Bitmap-based output devices are a pain. I created this nice little class called OutputDevice (OK, I borrowed the concept from something else and improved on it). It's a nice little wrapper for HDC's, so you can draw to the screen in a relatively platform-neutral way. One of the niceties I added was a derived bitmap output device, so you can draw to a bitmap, which is awfully handy. Only problem is the design of the object. Basically it does the following. . .

Constructor: Copy the bitmap to a draw-able temporary space.

Destructor: Copy the temporary space back to the bitmap.

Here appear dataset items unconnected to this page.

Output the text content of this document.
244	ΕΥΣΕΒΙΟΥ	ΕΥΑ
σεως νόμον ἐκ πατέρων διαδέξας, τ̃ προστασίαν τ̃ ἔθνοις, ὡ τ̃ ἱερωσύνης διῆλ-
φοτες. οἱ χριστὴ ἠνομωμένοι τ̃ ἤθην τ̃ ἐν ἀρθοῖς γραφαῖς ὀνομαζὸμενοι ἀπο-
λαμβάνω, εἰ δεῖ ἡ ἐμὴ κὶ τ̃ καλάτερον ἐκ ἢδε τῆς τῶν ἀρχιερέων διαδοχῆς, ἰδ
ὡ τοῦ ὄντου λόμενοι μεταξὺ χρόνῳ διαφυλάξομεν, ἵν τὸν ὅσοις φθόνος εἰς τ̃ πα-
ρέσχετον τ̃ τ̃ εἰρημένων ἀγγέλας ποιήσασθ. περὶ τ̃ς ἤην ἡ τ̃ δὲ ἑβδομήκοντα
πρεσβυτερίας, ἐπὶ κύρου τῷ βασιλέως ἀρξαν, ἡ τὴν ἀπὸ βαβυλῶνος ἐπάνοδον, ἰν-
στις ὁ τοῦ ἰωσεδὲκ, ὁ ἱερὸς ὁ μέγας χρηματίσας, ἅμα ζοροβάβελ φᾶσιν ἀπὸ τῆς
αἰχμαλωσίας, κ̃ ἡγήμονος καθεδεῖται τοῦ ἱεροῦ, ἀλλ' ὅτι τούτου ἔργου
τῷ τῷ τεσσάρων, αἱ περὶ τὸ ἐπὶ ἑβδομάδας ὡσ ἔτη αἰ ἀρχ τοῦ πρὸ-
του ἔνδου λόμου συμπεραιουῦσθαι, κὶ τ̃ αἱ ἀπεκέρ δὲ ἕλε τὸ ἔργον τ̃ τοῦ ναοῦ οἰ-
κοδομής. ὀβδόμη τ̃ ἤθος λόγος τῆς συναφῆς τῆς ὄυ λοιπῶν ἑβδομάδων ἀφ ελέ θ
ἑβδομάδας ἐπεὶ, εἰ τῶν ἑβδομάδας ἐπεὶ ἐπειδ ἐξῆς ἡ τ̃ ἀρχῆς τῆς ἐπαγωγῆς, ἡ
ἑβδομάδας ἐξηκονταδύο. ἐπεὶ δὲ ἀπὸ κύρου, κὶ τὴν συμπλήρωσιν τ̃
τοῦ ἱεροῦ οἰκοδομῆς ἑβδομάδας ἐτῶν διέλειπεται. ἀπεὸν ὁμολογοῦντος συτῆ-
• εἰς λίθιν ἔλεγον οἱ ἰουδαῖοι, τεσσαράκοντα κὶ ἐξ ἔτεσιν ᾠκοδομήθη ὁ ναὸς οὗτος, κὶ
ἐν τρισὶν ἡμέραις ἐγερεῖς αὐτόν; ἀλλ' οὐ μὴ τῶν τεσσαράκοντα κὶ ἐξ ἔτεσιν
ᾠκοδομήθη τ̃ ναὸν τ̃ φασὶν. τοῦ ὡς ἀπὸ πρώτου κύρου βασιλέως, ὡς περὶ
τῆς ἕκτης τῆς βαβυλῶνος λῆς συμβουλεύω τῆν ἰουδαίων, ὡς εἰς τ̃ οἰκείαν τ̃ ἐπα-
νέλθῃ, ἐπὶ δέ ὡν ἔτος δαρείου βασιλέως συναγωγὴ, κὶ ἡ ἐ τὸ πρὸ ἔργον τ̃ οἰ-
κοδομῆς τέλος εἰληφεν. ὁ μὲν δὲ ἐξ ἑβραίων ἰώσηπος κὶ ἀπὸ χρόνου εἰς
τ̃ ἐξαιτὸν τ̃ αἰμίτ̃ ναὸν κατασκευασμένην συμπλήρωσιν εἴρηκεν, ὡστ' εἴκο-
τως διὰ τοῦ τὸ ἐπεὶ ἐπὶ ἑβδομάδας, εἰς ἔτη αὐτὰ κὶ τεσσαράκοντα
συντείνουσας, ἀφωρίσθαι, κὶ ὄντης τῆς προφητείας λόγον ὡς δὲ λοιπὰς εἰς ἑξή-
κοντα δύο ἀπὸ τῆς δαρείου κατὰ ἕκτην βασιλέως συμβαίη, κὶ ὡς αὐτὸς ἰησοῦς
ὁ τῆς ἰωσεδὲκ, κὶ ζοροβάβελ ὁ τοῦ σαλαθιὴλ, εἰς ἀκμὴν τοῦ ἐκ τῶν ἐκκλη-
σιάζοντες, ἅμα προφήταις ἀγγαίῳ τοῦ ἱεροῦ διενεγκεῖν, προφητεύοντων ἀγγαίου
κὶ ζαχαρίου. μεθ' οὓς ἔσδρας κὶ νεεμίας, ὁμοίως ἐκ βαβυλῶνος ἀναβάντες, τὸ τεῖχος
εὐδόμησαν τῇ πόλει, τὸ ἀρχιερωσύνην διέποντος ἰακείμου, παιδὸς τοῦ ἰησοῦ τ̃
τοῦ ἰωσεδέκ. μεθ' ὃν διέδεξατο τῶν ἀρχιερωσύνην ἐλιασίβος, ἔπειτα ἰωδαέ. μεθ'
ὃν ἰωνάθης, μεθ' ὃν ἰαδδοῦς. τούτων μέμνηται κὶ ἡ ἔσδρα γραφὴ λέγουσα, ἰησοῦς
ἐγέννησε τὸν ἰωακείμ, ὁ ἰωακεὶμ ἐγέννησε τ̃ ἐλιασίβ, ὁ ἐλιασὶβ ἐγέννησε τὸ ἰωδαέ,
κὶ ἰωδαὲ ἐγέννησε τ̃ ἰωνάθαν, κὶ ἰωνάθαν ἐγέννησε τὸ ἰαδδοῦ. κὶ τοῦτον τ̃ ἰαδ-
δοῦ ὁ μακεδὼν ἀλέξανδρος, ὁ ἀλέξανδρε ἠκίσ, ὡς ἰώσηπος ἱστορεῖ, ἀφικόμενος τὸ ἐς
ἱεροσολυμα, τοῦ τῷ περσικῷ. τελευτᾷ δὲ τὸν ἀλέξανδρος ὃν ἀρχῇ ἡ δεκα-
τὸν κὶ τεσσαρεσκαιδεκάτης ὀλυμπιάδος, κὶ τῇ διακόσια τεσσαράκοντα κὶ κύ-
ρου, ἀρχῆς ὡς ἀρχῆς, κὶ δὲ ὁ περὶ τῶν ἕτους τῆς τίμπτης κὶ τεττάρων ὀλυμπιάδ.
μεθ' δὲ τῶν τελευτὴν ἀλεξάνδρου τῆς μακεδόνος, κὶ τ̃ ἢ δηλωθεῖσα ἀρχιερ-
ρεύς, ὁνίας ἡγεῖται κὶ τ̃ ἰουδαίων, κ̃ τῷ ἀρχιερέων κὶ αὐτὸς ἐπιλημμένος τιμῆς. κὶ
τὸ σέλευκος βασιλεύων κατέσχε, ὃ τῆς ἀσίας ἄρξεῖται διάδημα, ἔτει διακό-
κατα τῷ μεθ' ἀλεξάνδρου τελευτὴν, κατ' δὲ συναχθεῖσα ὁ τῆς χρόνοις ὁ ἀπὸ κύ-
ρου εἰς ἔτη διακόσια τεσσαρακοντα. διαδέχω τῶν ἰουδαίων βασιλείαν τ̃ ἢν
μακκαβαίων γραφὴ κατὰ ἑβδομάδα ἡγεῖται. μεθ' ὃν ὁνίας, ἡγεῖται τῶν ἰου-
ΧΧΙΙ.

Problem comes when I need to do stuff with the bitmap. Sometimes the object's not yet destructed. For example. . .



Bitmap B(Size(100, 100));

DrawableFont F;

BitmapOutputDevice OD(B); // make an OutputDevice for the bitmap

F.DrawText(OD, String("This is a test"));

Bitmap C(B); // copy the bitmap









Now, if you think C has the text I just drew to B, you'd be wrong. Since OD has not been destructed, the changes have not yet been drawn to it. You could fix that with something like this. . .



Bitmap B(Size(100, 100));

DrawableFont F;

{

BitmapOutputDevice OD(B); // make an OutputDevice for the bitmap

F.DrawText(OD, String("This is a test"));

}

Bitmap C(B); // copy the bitmap









Now C contains the changes, because OD got destructed and wrote the changes to B. Only problem is that this is ugly and hard to remember to do. An only-slightly-better solution is to add a function (besides the destructor) that copies the stuff back.



Bitmap B(Size(100, 100));

DrawableFont F;

BitmapOutputDevice OD(B); // make an OutputDevice for the bitmap

F.DrawText(OD, String("This is a test"));

OD.Commit(); // copy the bits back to B

Bitmap C(B); // copy the bitmap










Like I said, it's not as ugly, but you've still gotta keep track of it.